The Kuiper Belt, a disc-shaped region, is one of the largest structures in our Solar System.

It is located on the outer areas of our Solar system. This enormous ring of icy bodies stretches from the orbit of Neptune to the Oort Cloud.

It consists of rocks, comets, dwarf planets and plenty of ice, all in a variety of different shapes, colors and sizes.

Astronomers believe there are thousands of objects measuring up to 100 km across in the Kuiper Belt, plus trillions of smaller objects as well.


Both the Oort cloud and the Kuiper belt are thought to be the main sources of comets.

The Oort Cloud lies beyond the Kuiper Belt.

Due to the vast distance, all objects in the Kuiper Belt takes hundreds of years to complete one orbit around the Sun.

Objects in the Kuiper Belt are ice cold. It would be very hard for anything to live there.

The Kuiper Belt is roughly 4,400,000,000 to 14,900,000,000 km from the Sun.

Neptune largely controls the structure of the Kuiper Belt due to its gravitational field.

Scientist believe all the objects in the Kuiper Belt were left-overs from the birth of the planets. They were forced out to this remote outer ring due to interactions with the giant planets.

There are four known giant planets in our Solar System: Jupiter, Saturn, Uranus and Neptune.

The Kuiper Belt is similar to the Asteroid Belt, although it is much bigger and colder, as it is much further from the Sun.

The Kuiper Belt is 20 times as wide, and up to 200 times bigger than the Asteroid Belt.

Astronomers believe that some of the moons of other planets originally came from the Kuiper Belt.

Pluto is the largest object in the Kuiper Belt.

There are three official known dwarf planets in the Kuiper Belt. They are Pluto, Haumea and Makemake.

The Kuiper belt is home to many things we cannot find inside of our Solar System. Floating ice, and most importantly the ancient rocks are what astronomers are trying to study, in order to better understand our Solar System. What they have learned is most objects are made up of ice and rock, and the interesting fact is the ice on them isn’t always made of water, but of frozen chemicals like methane and ammonia.

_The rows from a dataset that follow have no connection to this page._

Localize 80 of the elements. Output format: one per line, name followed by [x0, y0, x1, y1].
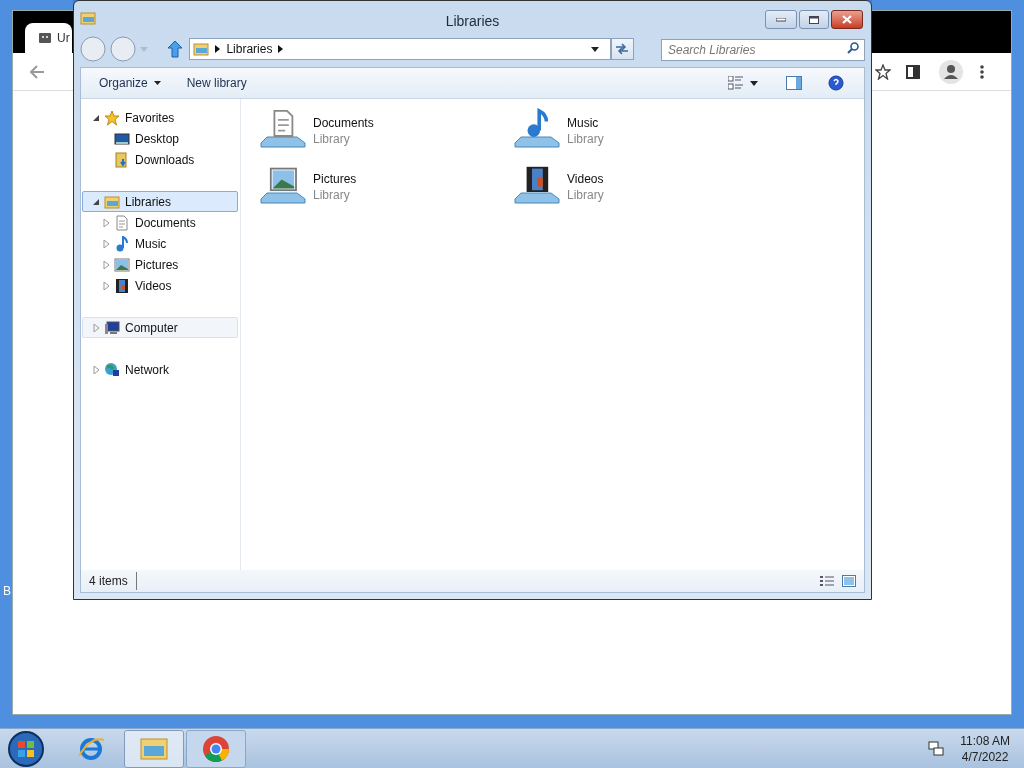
- breadcrumb-item[interactable]: Libraries: [226, 40, 273, 58]
- document-icon: [114, 214, 130, 231]
- help-icon[interactable]: [828, 75, 844, 91]
- sad-page-icon: [39, 32, 51, 44]
- item-name: Videos: [567, 171, 604, 187]
- search-field[interactable]: Search Libraries: [661, 39, 865, 61]
- browser-tab[interactable]: Ur: [25, 23, 72, 53]
- star-icon: [104, 109, 120, 126]
- nav-item[interactable]: Documents: [82, 212, 240, 233]
- maximize-icon: [809, 15, 819, 24]
- network-icon: [104, 361, 120, 378]
- music-note-icon: [114, 235, 130, 252]
- back-arrow-icon[interactable]: [29, 63, 45, 80]
- tab-title: Ur: [57, 30, 70, 47]
- nav-item[interactable]: Pictures: [82, 254, 240, 275]
- chrome-icon: [201, 733, 231, 764]
- item-type: Library: [313, 187, 351, 203]
- nav-item[interactable]: Network: [82, 359, 238, 380]
- nav-item[interactable]: Videos: [82, 275, 240, 296]
- nav-item[interactable]: Desktop: [82, 128, 240, 149]
- downloads-folder-icon: [114, 151, 130, 168]
- address-bar[interactable]: Libraries: [189, 38, 611, 60]
- details-view-icon[interactable]: [820, 575, 834, 587]
- taskbar-button[interactable]: [186, 729, 246, 768]
- item-type: Library: [567, 187, 604, 203]
- collapsed-arrow-icon[interactable]: [103, 218, 111, 227]
- library-folder-icon: [193, 41, 210, 57]
- collapsed-arrow-icon[interactable]: [103, 239, 111, 248]
- collapsed-arrow-icon[interactable]: [93, 365, 101, 374]
- refresh-arrows-icon: [615, 43, 630, 55]
- caret-icon: [153, 81, 161, 85]
- library-item[interactable]: Videos Library: [513, 159, 608, 215]
- collapsed-arrow-icon[interactable]: [103, 281, 111, 290]
- start-button-icon[interactable]: [6, 729, 46, 768]
- side-panel-icon[interactable]: [905, 63, 921, 80]
- film-icon: [114, 277, 130, 294]
- item-type: Library: [313, 131, 351, 147]
- library-item[interactable]: Pictures Library: [259, 159, 361, 215]
- nav-item[interactable]: Libraries: [82, 191, 238, 212]
- clock[interactable]: 11:08 AM 4/7/2022: [960, 732, 1010, 765]
- expanded-arrow-icon[interactable]: [93, 113, 101, 122]
- close-button[interactable]: [831, 10, 863, 29]
- close-icon: [842, 15, 852, 24]
- preview-pane-icon[interactable]: [786, 76, 802, 90]
- refresh-button[interactable]: [611, 38, 634, 60]
- nav-item[interactable]: Music: [82, 233, 240, 254]
- nav-item[interactable]: Favorites: [82, 107, 238, 128]
- minimize-icon: [776, 17, 786, 22]
- dropdown-icon[interactable]: [591, 46, 599, 52]
- collapsed-arrow-icon[interactable]: [103, 260, 111, 269]
- menu-icon[interactable]: [979, 63, 985, 80]
- up-arrow-icon[interactable]: [167, 40, 184, 58]
- network-status-icon[interactable]: [928, 740, 945, 757]
- breadcrumb-arrow-icon[interactable]: [215, 45, 221, 53]
- view-options-icon[interactable]: [728, 76, 744, 90]
- status-text: 4 items: [89, 572, 137, 590]
- library-folder-icon: [104, 193, 120, 210]
- breadcrumb-arrow-icon[interactable]: [278, 45, 284, 53]
- search-icon[interactable]: [847, 42, 859, 54]
- toolbar-button[interactable]: Organize: [89, 71, 171, 95]
- nav-item[interactable]: Computer: [82, 317, 238, 338]
- expanded-arrow-icon[interactable]: [93, 197, 101, 206]
- item-name: Music: [567, 115, 600, 131]
- maximize-button[interactable]: [799, 10, 829, 29]
- toolbar-button[interactable]: New library: [176, 71, 257, 95]
- caret-icon[interactable]: [750, 80, 758, 86]
- profile-icon[interactable]: [939, 59, 963, 84]
- item-type: Library: [567, 131, 604, 147]
- nav-item[interactable]: Downloads: [82, 149, 240, 170]
- item-name: Pictures: [313, 171, 357, 187]
- library-item[interactable]: Documents Library: [259, 103, 378, 159]
- computer-icon: [104, 319, 120, 336]
- large-icons-view-icon[interactable]: [842, 575, 856, 587]
- desktop-icon: [114, 130, 130, 147]
- bookmark-star-icon[interactable]: [875, 63, 891, 80]
- window-title: Libraries: [445, 12, 500, 31]
- item-name: Documents: [313, 115, 374, 131]
- picture-icon: [114, 256, 130, 273]
- library-folder-icon: [80, 10, 96, 26]
- library-item[interactable]: Music Library: [513, 103, 608, 159]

The Kuiper Belt was named after astronomer Gerard Kuiper. He figured out it existed in 1951, but was only proven in 1992 by astronomers, Jane Luu and David Jewitt.

The official name of the Kuiper Belt is the Kuiper-Edgeworth Belt, while others call it the Trans-Neptunian Region.

Most of what we know about the Kuiper Belt comes from the Hubble Space Telescope and ground-based telescopes, although NASA’s “New Horizon” flew past Pluto in July 2015, sending back the first ever close-up images of the dwarf planet, its moon’s, and other objects in the Kuiper Belt.

The Kuiper Belt is still a very mystifying place, and we still have a lot to learn about it.

The Kuiper Belt is pronounced “Kypurr.”

It would take you 6,000 years to drive in an SUV to the Kuiper Belt, and if you were lucky enough to have a jet, it would only take 600 years.